Рома покорно слушал, даже не ежился. А когда она замолчала, обнял и погладил по снежинкам на голове.
— Бедная моя, маленькая…
Ирочка с ревом обхватила Рому за шею и излила на него три тонны своих печалей.
— Ты меня любишь? Любишь, а? — Ирочкина косметика растеклась по окрестностям. — Ромка! Скажи, что ты меня любишь!
— Люблю, конечно…
— И я тебя!
— Я тебя очень люблю, Ир!
— И я! Я тоже! Тоже очень! Очень люблю тебя!
— Ты замечательная, очень талантливая!
— Правда? Ты так думаешь?
— Да! Не я один так думаю!
— А кто? Кто еще так думает?
— Да все, кто с тобой общается!
— Они меня все ненавидят!
— Тебе кажется!
— Ненавидят! Ненавидят!
— Они просто завидуют!
— А я хорошая! Просто…
— Просто… своеобразная! Но я тебя все равно люблю!
— И я тебя люблю, Ромка! Давай никогда не разлучаться?
— Давай!
Глава 19
— Мам, я скоро буду дома…
Маргарита Петровна только вздохнула. И Лене стало стыдно, а местами и неприятно. Какого черта? Двадцать лет! В таком возрасте люди уже полками командуют! А она всего лишь ночует у мужчины, причем честно предупредив маму вечером, а потом еще и перед сном.
Она не говорила, где будет. Формулировка короткая: мам, я сегодня ночую не дома. И Маргарита Петровна всегда в ответ так горестно молчала, что хотелось рычать. Ну, какого черта!!!
— Ты сегодня не идешь в институт?
— У меня нет первой пары…
— Конечно…
Снова вздох, и за этим вздохом — вся боль и слезы по поводу того, как стремительно любимая дочь катится по наклонной.
— Мам! Прошу тебя…
— Я ничего не говорю тебе, Лена…
— Лучше говори! Только не надо так вздыхать!

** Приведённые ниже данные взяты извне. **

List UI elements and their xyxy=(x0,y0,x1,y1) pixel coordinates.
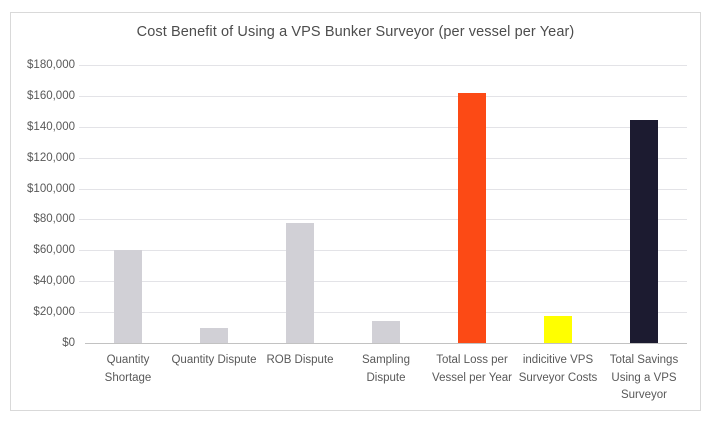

— Я не могу не вздыхать! Тогда тебе проще вообще со мной не разговаривать и не видеться!
— Мама!
Унылая, позорная пауза.
— Ты у Сергея?
Конечно, она все знает… А есть ли смысл теперь скрывать? После того, что Сергей вчера сказал.
— Да.
— Понятно…
— Мама! Ты опять вздыхаешь? Тебе не нравится Сергей?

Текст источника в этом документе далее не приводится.